The proposed framework consists of two stages, the first stage aims at generating 3D bounding box proposal in a bottom-up scheme. By utilizing 3D bounding boxes to generate ground-truth segmentation mask, the first stage segments foreground points and generates a small number of bounding box proposals from the segmented points simultaneously.
Such a strategy avoids using the large number of 3D anchor boxes in the whole 3D space as previous methods do and saves much computation.
제안된 프레임워크는 두 단계로 구성되며, 첫 번째 단계는 bottom-up scheme에서 3D bounding box proposal을 생성하는 것을 목표로 한다. 3D bounding boxes를 활용하여 ground-truth segmentation mask를 생성함으로써, 1단계는 foreground points를 segment 하고 동시에 segmented point로 부터 a small number of bounding box proposals를 생성한다 이러한 전략은 이전 방법처럼 전체 3D space에서 large number of 3D anchor boxes를 사용하지 않고 많은 계산을 절약한다.
The second stage of PointRCNN conducts canonical 3D box refinement.
After the 3D proposals are generated, a point cloud region pooling operation is adopted to pool learned point representations from stage-1.
Unlike existing 3D methods that directly estimate the global box coordinates, the pooled 3D points are transformed to the canonical coordinates and combined with the pooled point features as well as the segmentation mask from stage-1 for learning relative coordinate refinement.
PointRCNN의 두 번째 단계는 canonical 3D box refinement을 수행한다. 3D proposals이 생성된 후, 1단계부터 학습된 point representations을 풀링하기 위해 point cloud region pooling operation이 채택된다. global box coordinates를 직접 추정하는 기존 3D 방법과 달리 pooled 3D points는 canonical coordinates로 변환되고 pooled point features 및 1단계의 segmentation mask와 결합되어 relative coordinate refinement를 학습한다.
This strategy fully utilizes all information provided by our robust stage-1 segmentation and proposal sub-network.
To learn more effective coordinate refinements, we also propose the full bin-based 3D box regression loss for proposal generation and refinement, and the ablation experiments show that it converges faster and achieves higher recall than other 3D box regression loss.

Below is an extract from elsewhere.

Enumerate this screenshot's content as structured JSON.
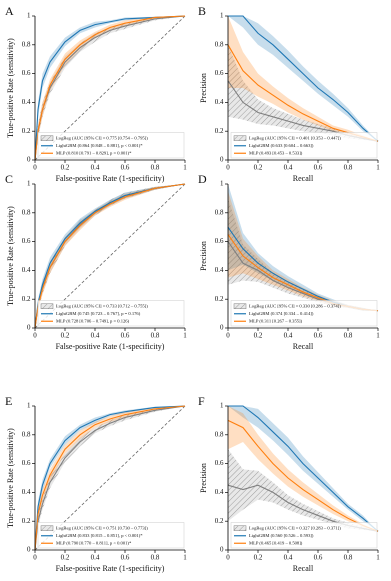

이 전략은 robust 1단계 segmentation 및 roposal sub-network에서 제공하는 모든 정보를 완전히 활용한다. 보다 효과적인 coordinate refinements를 배우기 위해, proposal generation 및 refinement를 위한 full bin-based 3D box regression loss을 제안하며, ablation experiments에서는 다른 3D box regression loss보다 더 빠르게 수렴하고 더 높은 recall을 달성하는 것으로 나타났다.
Our contributions could be summarized into three-fold.
(1) We propose a novel bottom-up point cloud-based 3D bounding box proposal generation algorithm, which generates a small number of high-quality 3D proposals via segmenting the point cloud into foreground objects and background.
The learned point representation from segmentation is not only good at proposal generation but is also helpful for the later box refinement.
point cloud를 foreground objects와 background으로 segmenting하여 a small number of high-quality 3D proposals을 생성하는 novel bottom-up point cloud-based 3D bounding box proposal generation algorithm을 제안한다. segmentation을 통해 학습된 point representation은 proposal generation에 적합할 뿐만 아니라 이후 box refinement 개선에도 유용하다.
(2) The proposed canonical 3D bounding box refinement takes advantages of our high-recall box proposals generated from stage-1 and learns to predict box coordinates refinements in the canonical coordinates with robust bin-based losses.
제안된 canonical 3D bounding box refinement는 1단계에서 생성된 high-recall box proposal의 이점을 활용하고 robust bin-based losses로 canonical coordinates의 box coordinates refinements를 예측을 학습한다.
(3) Our proposed 3D detection framework PointRCNN outperforms state-of-theart methods with remarkable margins and ranks first among all published works as of Nov. 16 2018 on the 3D detection test board of KITTI by using only point clouds as input.
우리가 제안한 3D 감지 프레임워크 PointRCNN은 remarkable margins으로 최신 방법을 능가하며, 오로지 point cloud만 입력으로 사용하여 KITTI의 3D 감지 테스트 보드에서 2018년 11월 16일 현재 발표된 모든 작품 중 1위를 차지하고 있다.